In conclusion, ovarian lymphoma is very uncommon, and it is very difficult to diagnose the primary ovarian lymphoma not only due to its rarity and its similarities with other female genital system malignancies but also due to nonspecific clinical manifestations. The failure to establish an accurate early clinical, histopathological diagnosis leads to inappropriate management of these patients and unnecessary treatment delays. The presence of an enlarged heterogeneous ovarian mass should always raise the suspicion for ovarian lymphoma, and immunohistochemistry should be utilized for differentiation from other ovarian tumor histopathologies for an appropriate diagnosis. To our knowledge, this is a rare presentation of DLBCL/high-grade B-cell lymphoma with MYC and BCL6 translocation involving the ovaries. There is a need for the physicians and especially oncologists to be aware of aggressive primary ovarian lymphomas so that early diagnosis can be made and correct multiagent chemotherapy can be initiated in a timely manner.
Footnotes
Declaration of Conflicting Interests
The author(s) declared no potential conflicts of interest with respect to the research, authorship, and/or publication of this article.
Funding
The author(s) received no financial support for the research, authorship, and/or publication of this article.

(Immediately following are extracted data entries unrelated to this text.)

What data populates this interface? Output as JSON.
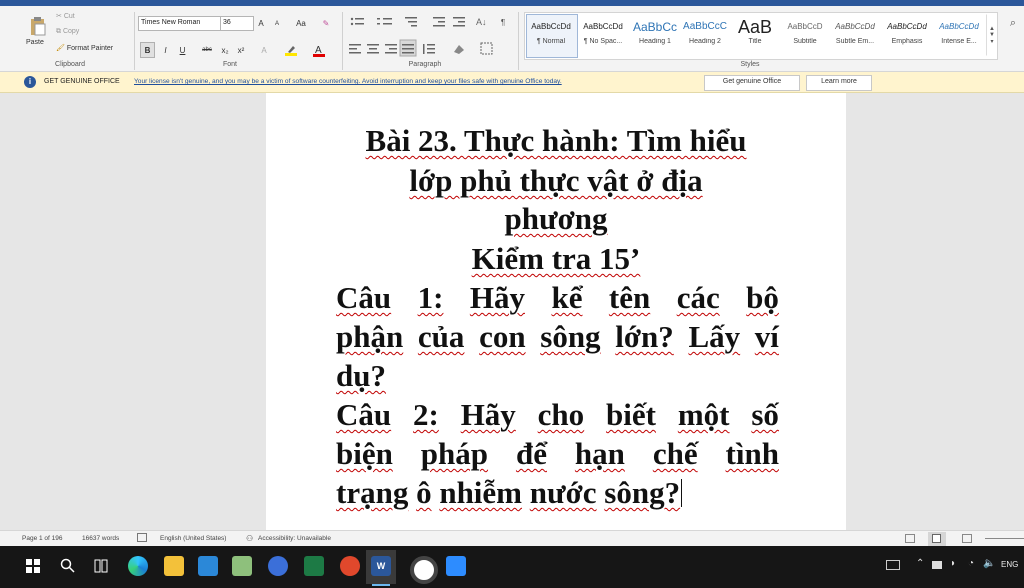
{
  "ribbon": {
    "clipboard": {
      "paste": "Paste",
      "cut": "Cut",
      "copy": "Copy",
      "format_painter": "Format Painter",
      "group": "Clipboard"
    },
    "font": {
      "font_name": "Times New Roman",
      "font_size": "36",
      "grow": "A",
      "shrink": "A",
      "case": "Aa",
      "bold": "B",
      "italic": "I",
      "underline": "U",
      "strike": "abc",
      "subscript": "x₂",
      "superscript": "x²",
      "group": "Font"
    },
    "paragraph": {
      "group": "Paragraph",
      "pilcrow": "¶"
    },
    "styles": {
      "group": "Styles",
      "items": [
        {
          "preview": "AaBbCcDd",
          "name": "¶ Normal"
        },
        {
          "preview": "AaBbCcDd",
          "name": "¶ No Spac..."
        },
        {
          "preview": "AaBbCc",
          "name": "Heading 1"
        },
        {
          "preview": "AaBbCcC",
          "name": "Heading 2"
        },
        {
          "preview": "AaB",
          "name": "Title"
        },
        {
          "preview": "AaBbCcD",
          "name": "Subtitle"
        },
        {
          "preview": "AaBbCcDd",
          "name": "Subtle Em..."
        },
        {
          "preview": "AaBbCcDd",
          "name": "Emphasis"
        },
        {
          "preview": "AaBbCcDd",
          "name": "Intense E..."
        }
      ]
    }
  },
  "message_bar": {
    "title": "GET GENUINE OFFICE",
    "text": "Your license isn't genuine, and you may be a victim of software counterfeiting. Avoid interruption and keep your files safe with genuine Office today.",
    "button_primary": "Get genuine Office",
    "button_secondary": "Learn more"
  },
  "document": {
    "title_lines": [
      "Bài 23. Thực hành: Tìm hiểu",
      "lớp phủ thực vật ở địa",
      "phương",
      "Kiểm tra 15’"
    ],
    "question1_lines": [
      [
        "Câu",
        "1:",
        "Hãy",
        "kể",
        "tên",
        "các",
        "bộ"
      ],
      [
        "phận",
        "của",
        "con",
        "sông",
        "lớn?",
        "Lấy",
        "ví"
      ],
      [
        "dụ?"
      ]
    ],
    "question2_lines": [
      [
        "Câu",
        "2:",
        "Hãy",
        "cho",
        "biết",
        "một",
        "số"
      ],
      [
        "biện",
        "pháp",
        "để",
        "hạn",
        "chế",
        "tình"
      ],
      [
        "trạng",
        "ô",
        "nhiễm",
        "nước",
        "sông?"
      ]
    ]
  },
  "status_bar": {
    "page": "Page 1 of 196",
    "words": "16637 words",
    "language": "English (United States)",
    "accessibility": "Accessibility: Unavailable"
  },
  "taskbar": {
    "language": "ENG"
  },
  "colors": {
    "word_blue": "#2b579a",
    "message_bar_bg": "#fff4ce",
    "spell_underline": "#c00000",
    "taskbar_bg": "#161616"
  }
}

Prior Presentation of Abstract Statement
Urella, Madhulika; Nwanwene, Kemnasom; Sidda, Adarsh; and Pacioles, Toni: A Rare Case of Primary Ovarian Diffuse Large B-cell lymphoma. Poster presented at Marshall Research Day, Huntington, West Virginia, October 2021.
Ethical Approval
Our institution does not require ethical approval for reporting individual cases or case series.
Informed Consent
Informed consent for patient information to be published in this article was obtained from the patient.